About 60 miles north of Boston, MA lies one of the nation’s oldest cities, Portsmouth, NH. The seaport community was established in 1623 and now has a population of around 21,000 people. As Portsmouth is a popular tourist destination, this population greatly fluctuates over the summer months when the city hosts a bevy of seasonal festivals and vacation rentals peak. Watching over the 16.8 square miles of Portsmouth is the combined effort of the Portsmouth Police Department and the Seacoast Emergency Response Team (SERT). When Robert Merner became the new Chief of Police in 2017 he also ushered in a new program to assist his police force, the Unmanned Aircraft System (sUAS) unit.
The Portsmouth Police department has over 100 employees, 68 full time and 27 part time officers, along with civilian support staff members. After seeing the logistical difficulties of protecting some of the many events hosted in the city, Chief Merner realized his officers could use some help. The 2017 Halloween parade had around 10,000 attendees. The police department had officers posted on roof tops and set up a scissor jack tower to watch over the event, but it was still not an ideal situation. The parade convinced him that a drone would be a welcome addition to the team, so an application to the state was presented shortly afterwards. “Given the traffic of people on foot, on multiple streets, the agility and capability of a drone before and during an event such as this would have provided significantly more protection capabilities to command staff,” the application stated. “A drone has high resolution, real-time video and recording capabilities that provide a 400 ft+high/3-mile view that can be used to detect suspects and threats. This technology would vastly improve protection at Seacoast events, SERT call-outs, and protection of critical infrastructure.”
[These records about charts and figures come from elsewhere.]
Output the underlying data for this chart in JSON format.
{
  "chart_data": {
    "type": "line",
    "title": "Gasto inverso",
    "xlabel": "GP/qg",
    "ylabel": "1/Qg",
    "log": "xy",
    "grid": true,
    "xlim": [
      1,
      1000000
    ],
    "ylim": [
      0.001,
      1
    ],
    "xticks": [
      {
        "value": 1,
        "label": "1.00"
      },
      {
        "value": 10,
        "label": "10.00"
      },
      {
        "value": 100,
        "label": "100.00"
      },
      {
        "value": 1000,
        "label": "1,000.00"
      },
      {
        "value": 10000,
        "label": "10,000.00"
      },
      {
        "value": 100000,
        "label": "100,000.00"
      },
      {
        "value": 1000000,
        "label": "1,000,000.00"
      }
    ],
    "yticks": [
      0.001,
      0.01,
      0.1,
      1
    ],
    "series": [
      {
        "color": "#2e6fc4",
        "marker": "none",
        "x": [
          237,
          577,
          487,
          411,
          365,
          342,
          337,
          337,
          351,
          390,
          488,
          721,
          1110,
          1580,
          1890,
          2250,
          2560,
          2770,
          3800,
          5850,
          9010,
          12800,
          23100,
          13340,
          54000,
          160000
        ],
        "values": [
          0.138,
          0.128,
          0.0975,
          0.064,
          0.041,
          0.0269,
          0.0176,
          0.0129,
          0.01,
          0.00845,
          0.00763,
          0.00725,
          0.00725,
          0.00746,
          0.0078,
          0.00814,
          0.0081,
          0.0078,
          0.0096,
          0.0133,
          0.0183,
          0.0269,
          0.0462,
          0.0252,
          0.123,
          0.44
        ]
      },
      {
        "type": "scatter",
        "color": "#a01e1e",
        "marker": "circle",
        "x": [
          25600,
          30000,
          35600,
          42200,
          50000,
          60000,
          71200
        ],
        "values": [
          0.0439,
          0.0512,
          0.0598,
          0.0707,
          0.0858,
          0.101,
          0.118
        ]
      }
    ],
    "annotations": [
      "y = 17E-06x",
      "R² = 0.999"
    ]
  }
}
The Portsmouth Police Department was awarded a $69,638 federal grant to pursue a drone program, contingent of approval by Portsmouth and New Hampshire officials. The drones purchased would be utilized by the Portsmouth Police Department, other city departments like fire and rescue, and the 14 surrounding communities serviced by SERT. While awaiting approval for funding, the Portsmouth Police Department had an opportunity to test out how a drone can help their proceedings. Neighboring county
Strafford volunteered their drone program to help search for a person believed to be missing in the woods. The drone allowed the search team to undertake a wider search area in a record amount of time.
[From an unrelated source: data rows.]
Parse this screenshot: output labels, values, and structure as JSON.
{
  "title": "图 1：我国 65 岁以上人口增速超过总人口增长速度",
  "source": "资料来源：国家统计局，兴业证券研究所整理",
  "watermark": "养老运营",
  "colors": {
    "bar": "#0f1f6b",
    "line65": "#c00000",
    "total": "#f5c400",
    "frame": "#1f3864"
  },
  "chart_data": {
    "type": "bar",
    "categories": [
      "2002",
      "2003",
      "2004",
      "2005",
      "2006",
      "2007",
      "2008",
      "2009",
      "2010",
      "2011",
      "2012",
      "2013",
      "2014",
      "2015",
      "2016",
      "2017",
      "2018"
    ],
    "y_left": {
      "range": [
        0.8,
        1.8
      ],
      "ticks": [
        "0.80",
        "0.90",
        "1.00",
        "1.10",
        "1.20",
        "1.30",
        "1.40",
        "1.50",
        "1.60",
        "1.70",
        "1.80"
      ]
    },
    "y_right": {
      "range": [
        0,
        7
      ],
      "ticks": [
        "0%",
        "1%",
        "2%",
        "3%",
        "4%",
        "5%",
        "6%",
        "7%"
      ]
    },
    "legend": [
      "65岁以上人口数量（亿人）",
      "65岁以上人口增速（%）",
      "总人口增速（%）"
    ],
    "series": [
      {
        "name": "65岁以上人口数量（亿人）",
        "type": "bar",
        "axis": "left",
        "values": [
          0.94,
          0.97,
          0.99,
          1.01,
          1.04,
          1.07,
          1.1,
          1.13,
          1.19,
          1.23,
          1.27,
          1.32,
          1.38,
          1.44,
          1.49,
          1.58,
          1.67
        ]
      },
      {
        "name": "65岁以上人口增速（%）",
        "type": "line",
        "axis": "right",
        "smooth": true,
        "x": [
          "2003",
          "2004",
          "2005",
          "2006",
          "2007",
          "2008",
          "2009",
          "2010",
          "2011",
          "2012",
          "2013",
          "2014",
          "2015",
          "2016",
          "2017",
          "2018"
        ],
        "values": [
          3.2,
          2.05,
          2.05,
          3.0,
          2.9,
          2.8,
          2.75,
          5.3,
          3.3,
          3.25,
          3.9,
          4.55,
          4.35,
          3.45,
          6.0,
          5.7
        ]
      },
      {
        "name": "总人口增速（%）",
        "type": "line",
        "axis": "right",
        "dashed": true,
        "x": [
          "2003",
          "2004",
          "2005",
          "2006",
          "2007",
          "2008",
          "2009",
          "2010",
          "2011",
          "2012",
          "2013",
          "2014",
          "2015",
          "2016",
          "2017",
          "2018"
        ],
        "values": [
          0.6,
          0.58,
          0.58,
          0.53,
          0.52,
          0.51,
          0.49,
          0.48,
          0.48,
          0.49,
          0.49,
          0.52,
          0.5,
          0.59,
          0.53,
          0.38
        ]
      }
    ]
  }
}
By the summer of 2019, the Portsmouth Police Department had received the generous grant and purchased 7 drones. As outlined on the police department’s website, “Each platform has different capabilities for which is dependent on specific operations. The Portsmouth Police Department operates the (1) DJI Matrice 210 with the Zenmuse Z30 and Zenmuse FLIR XT2 Cameras, (2) DJI Mavic Enterprise, (1) DJI Mavic Zoom, (2) DJI Mavic Air, and (1) DJI Mavic Spark.” The department also trained seven officers to be sure that each time a drone is in use it is piloted by one officer while two others provide additional situational awareness. All of the officers are FAA compliant and in possession of a Part 107 drone operator license. Anytime the drones are flown, whether for training purposes or an official mission, it is entered into a public log. The department wants it to be made very clear that the drones are being used to benefit officers and the community, but will never be used to encroach on a civilian’s privacy. They encourage anyone with questions or concerns to contact the sUAS Unit Supervisor, Lt. Chris Cummings.
Chief Merner said that once the unit has been fully trained they will begin to use that drones right away to update maps of the town. When a call is placed into the department, being able to respond to it quickly is of the utmost importance. For police purposes, the information supplied by sources like Google Maps is not always adequate. New construction and points of entry to public spaces changes too often. So the drones will be sent up to create 3D maps of areas like schools, parks, and other public spaces to give officers a detailed map to assist in any emergency situations. From there onward, the drones will be used for situational awareness, search and rescue, tactical deployment, visual perspective, scene documentation, and fire fighting.
With the drone program in full swing, the police department recently applied to use the remaining funds from the grant to purchase a van specifically for transporting the drone unit and any extra equipment needed, like spare rotors and batteries. With such a large fleet of drones, having transportation for them is critical, especially since they are to be made available to surrounding communities as needed. The department was granted permission to purchase a van for $30,000, providing the Portsmouth Police Department with a total drone operation. The officers of the sUAS Unit know that they are working with top of the line equipment that will help them serve the community to the greatest degree. “It’s an amazing tool to have that will save time and money and increase the safety of the public, firefighters and police officers,” Lt. Cummings said. “The purpose of them is to save lives and protect people.”